La seule façon de juguler totalement la violence est que la classe politique participe à la réconciliation
Les Séléka sont donc divisés ?
C’est exact. Certains n’acceptent pas les mesures de cantonnement. Il y a aussi des brebis galeuses qui n’obéissent à personnes. Ce n’est pas une armée formée et disciplinée.
Par qui les anti-balaka étaient-ils soutenus ?
Tout le monde sait qu’une frange des anti-balaka a été créée par François Bozizé. Ils recevaient des mandats par Western union, pas de grandes sommes certes, mais c’est tout de même significatif.
Bozizé doit-il être ramené à la table des négociations ?
C’est ce que l’on souhaite. La seule façon de juguler totalement la violence est que la classe politique participe à la réconciliation et à l’amélioration de la situation sécuritaire. Je suis de ceux qui poussent les autorités centrafricaines à négocier avec tout le monde.
Quel est votre analyse de la réorganisation de la Séléka lors du congrès de Ndelé ?
L’avantage est qu’une hiérarchie avec qui nous pouvons traiter a été créée. Par contre, aucun leadership politique ne s’est dégagé.
Le rapport de force, avec la puissance de feu de Sangaris, est de notre côté.
Quelles sont les intentions de la Séléka ?
Nous sommes un peu dans l’expectative. Se concentrent-ils pour revenir à Bangui ? Ça m’étonnerait. Le rapport de force, avec la puissance de feu de Sangaris, est de notre côté. Si les Séléka venaient à remettre en cause la stabilité de la transition, nous aurions les moyens de les corriger. En dehors de Noureddine Adam, dont je ne sais pas à quoi il joue, la plupart de leurs chefs en sont conscients.
Plus d’un mois après l’annonce par Catherine Samba-Panza d’un remaniement imminent, aucune annonce n’a été faite. Pourquoi ?
La Centrafrique est un pays dans lequel les gouvernants n’ont aucun levier et qui travaille sur la base des arrangements signés à Libreville ou N’Djamena. Si le gouvernement tarde à sortir c’est sans doute parce que Samba-Panza a besoin d’une caution de la communauté internationale et de la sous-région.

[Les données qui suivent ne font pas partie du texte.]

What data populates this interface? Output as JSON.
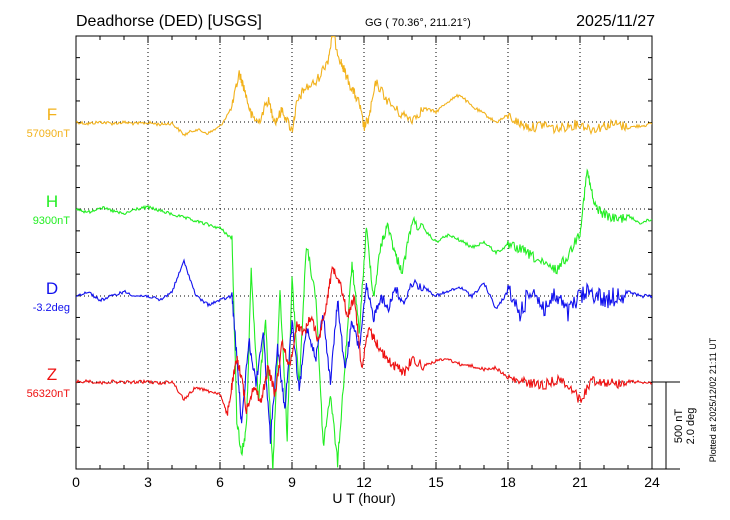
{
  "header": {
    "station": "Deadhorse (DED)  [USGS]",
    "coords": "GG ( 70.36°, 211.21°)",
    "date": "2025/11/27"
  },
  "footer": {
    "xlabel": "U T (hour)",
    "side_note": "Plotted at 2025/12/02 21:11 UT",
    "scale_nt": "500 nT",
    "scale_deg": "2.0 deg"
  },
  "chart_data": {
    "type": "line",
    "x_ticks": [
      "0",
      "3",
      "6",
      "9",
      "12",
      "15",
      "18",
      "21",
      "24"
    ],
    "xlim": [
      0,
      24
    ],
    "grid": true,
    "series": [
      {
        "name": "F",
        "baseline_label": "57090nT",
        "color": "#f2b21c",
        "x": [
          0,
          0.5,
          1,
          1.5,
          2,
          2.5,
          3,
          3.5,
          4,
          4.5,
          5,
          5.5,
          6,
          6.5,
          6.8,
          7,
          7.3,
          7.6,
          8,
          8.3,
          8.6,
          9,
          9.2,
          9.5,
          10,
          10.5,
          10.7,
          11,
          11.2,
          11.5,
          11.8,
          12,
          12.2,
          12.5,
          13,
          13.5,
          14,
          14.5,
          15,
          15.5,
          16,
          16.5,
          17,
          17.5,
          18,
          18.5,
          19,
          19.5,
          20,
          20.5,
          21,
          21.5,
          22,
          22.5,
          23,
          23.5,
          24
        ],
        "values": [
          57094,
          57084,
          57094,
          57086,
          57092,
          57084,
          57090,
          57080,
          57087,
          57020,
          57052,
          57028,
          57068,
          57178,
          57375,
          57292,
          57132,
          57092,
          57220,
          57096,
          57164,
          57042,
          57202,
          57282,
          57322,
          57452,
          57602,
          57452,
          57382,
          57282,
          57202,
          57062,
          57112,
          57322,
          57212,
          57142,
          57112,
          57172,
          57152,
          57212,
          57252,
          57182,
          57142,
          57092,
          57132,
          57082,
          57062,
          57082,
          57052,
          57072,
          57082,
          57052,
          57072,
          57082,
          57062,
          57072,
          57082
        ]
      },
      {
        "name": "H",
        "baseline_label": "9300nT",
        "color": "#22ee22",
        "x": [
          0,
          0.5,
          1,
          1.5,
          2,
          2.5,
          3,
          3.5,
          4,
          4.5,
          5,
          5.5,
          6,
          6.5,
          6.7,
          6.9,
          7.1,
          7.3,
          7.6,
          7.9,
          8.2,
          8.5,
          8.8,
          9,
          9.3,
          9.6,
          10,
          10.3,
          10.6,
          10.9,
          11.2,
          11.5,
          11.8,
          12.1,
          12.4,
          12.7,
          13,
          13.3,
          13.6,
          14,
          14.5,
          15,
          15.5,
          16,
          16.5,
          17,
          17.5,
          18,
          18.5,
          19,
          19.5,
          20,
          20.5,
          21,
          21.3,
          21.6,
          22,
          22.5,
          23,
          23.5,
          24
        ],
        "values": [
          9412,
          9392,
          9422,
          9402,
          9382,
          9412,
          9422,
          9402,
          9382,
          9362,
          9342,
          9322,
          9302,
          9242,
          8202,
          8002,
          8152,
          9052,
          8302,
          8802,
          7902,
          8952,
          8102,
          9002,
          8402,
          9202,
          8902,
          8052,
          8352,
          7952,
          8502,
          9102,
          8702,
          9302,
          8902,
          9202,
          9322,
          9152,
          9052,
          9342,
          9292,
          9222,
          9262,
          9232,
          9192,
          9222,
          9162,
          9202,
          9182,
          9142,
          9092,
          9062,
          9142,
          9282,
          9632,
          9432,
          9382,
          9352,
          9372,
          9332,
          9352
        ]
      },
      {
        "name": "D",
        "baseline_label": "-3.2deg",
        "color": "#1111ee",
        "x": [
          0,
          0.5,
          1,
          1.5,
          2,
          2.5,
          3,
          3.5,
          4,
          4.5,
          5,
          5.5,
          6,
          6.5,
          6.7,
          6.9,
          7.2,
          7.5,
          7.8,
          8.1,
          8.4,
          8.7,
          9,
          9.3,
          9.6,
          10,
          10.3,
          10.6,
          10.9,
          11.2,
          11.5,
          11.8,
          12.1,
          12.4,
          12.7,
          13,
          13.3,
          13.6,
          14,
          14.5,
          15,
          15.5,
          16,
          16.5,
          17,
          17.5,
          18,
          18.5,
          19,
          19.5,
          20,
          20.5,
          21,
          21.5,
          22,
          22.5,
          23,
          23.5,
          24
        ],
        "values": [
          -3.2,
          -3.1,
          -3.3,
          -3.2,
          -3.1,
          -3.2,
          -3.2,
          -3.3,
          -3.1,
          -2.4,
          -3.2,
          -3.4,
          -3.3,
          -3.2,
          -4.6,
          -6.2,
          -4.2,
          -5.2,
          -4.0,
          -6.5,
          -4.4,
          -5.8,
          -3.8,
          -5.4,
          -3.9,
          -4.6,
          -3.6,
          -5.2,
          -3.3,
          -4.9,
          -3.8,
          -4.4,
          -3.0,
          -3.7,
          -3.2,
          -3.5,
          -3.0,
          -3.4,
          -2.9,
          -3.0,
          -3.2,
          -3.1,
          -3.0,
          -3.2,
          -2.9,
          -3.5,
          -3.1,
          -3.6,
          -3.0,
          -3.5,
          -3.2,
          -3.6,
          -3.2,
          -3.1,
          -3.3,
          -3.2,
          -3.1,
          -3.2,
          -3.2
        ]
      },
      {
        "name": "Z",
        "baseline_label": "56320nT",
        "color": "#ee1111",
        "x": [
          0,
          0.5,
          1,
          1.5,
          2,
          2.5,
          3,
          3.5,
          4,
          4.5,
          5,
          5.5,
          6,
          6.3,
          6.5,
          6.7,
          6.9,
          7.1,
          7.4,
          7.7,
          8,
          8.3,
          8.6,
          8.9,
          9.2,
          9.5,
          9.8,
          10.1,
          10.4,
          10.7,
          11,
          11.3,
          11.6,
          11.9,
          12.2,
          12.5,
          12.8,
          13.1,
          13.4,
          13.7,
          14,
          14.5,
          15,
          15.5,
          16,
          16.5,
          17,
          17.5,
          18,
          18.5,
          19,
          19.5,
          20,
          20.5,
          21,
          21.5,
          22,
          22.5,
          23,
          23.5,
          24
        ],
        "values": [
          56320,
          56325,
          56315,
          56322,
          56318,
          56320,
          56322,
          56312,
          56325,
          56218,
          56292,
          56268,
          56252,
          56132,
          56302,
          56452,
          56352,
          56152,
          56302,
          56202,
          56402,
          56252,
          56552,
          56402,
          56652,
          56602,
          56702,
          56552,
          56752,
          56982,
          56902,
          56702,
          56802,
          56402,
          56622,
          56552,
          56482,
          56432,
          56402,
          56382,
          56452,
          56412,
          56442,
          56452,
          56422,
          56412,
          56392,
          56402,
          56342,
          56322,
          56312,
          56302,
          56332,
          56312,
          56212,
          56332,
          56322,
          56312,
          56322,
          56322,
          56312
        ]
      }
    ]
  }
}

Que doit-on attendre de la réunion qui aura lieu vendredi en marge du sommet de l’UA?
Elle donnera sûrement des orientations très claires. Chacun fera aussi le bilan : cela fait trois mois que la présidente est là, et les choses n’avancent pas. Il y une petite déception. Catherine Samba-Panza va donc pouvoir nous dire comment elle voit les choses et ce qu’elle souhaite pour le pays.
Y a-t-il eu lors du départ forcé de Michel Djotodia en janvier 2014, un accord tacite prévoyant que si un chef de l’État chrétien était élu (ce qui est le cas de Catherine Samba-Panza), le Premier ministre devrait être musulman ?
J’étais à N’Djamena et je n’en ai pas été le témoin. Mais la nomination d’un Premier ministre musulman dans le contexte centrafricain est-elle la bonne solution ? Je suis dubitatif.
Quel a été l’impact du départ des soldats tchadiens de la Misca ?
Ça a été un coup dur. Ils représentaient un bataillon aguerri. Le secteur qu’ils occupaient s’est retrouvé vidé du jour au lendemain. Il a fallu parer au plus pressé pour compenser leur départ. Et puis, notre perception du travail du contingent, je dis bien le contingent, n’est pas la même que celle qu’en avait l’opinion publique, surtout après que l’on a prétendu fin mars qu’ils avaient tiré sur un marché sans discernement en rentrant dans Bangui.
Les Tchadiens travaillaient bien. Ils désarmaient les Séléka à notre grande satisfaction. D’ailleurs, l’unité prise à partie par des anti-balaka descendait avec un lourd arsenal récupéré dans le Nord.
Les Tchadiens ont eu contre eux un passif lié à la présence de leur pays en RCA depuis des années et le poids politique qu’ils ont toujours eu. Quand les Séléka sont arrivés la confusion est née du fait qu’ils portaient des uniformes qui ressemblaient curieusement à ceux des soldats tchadiens.
Propos recueillis par Vincent Duhem, à Malabo. (Jeune Afrique)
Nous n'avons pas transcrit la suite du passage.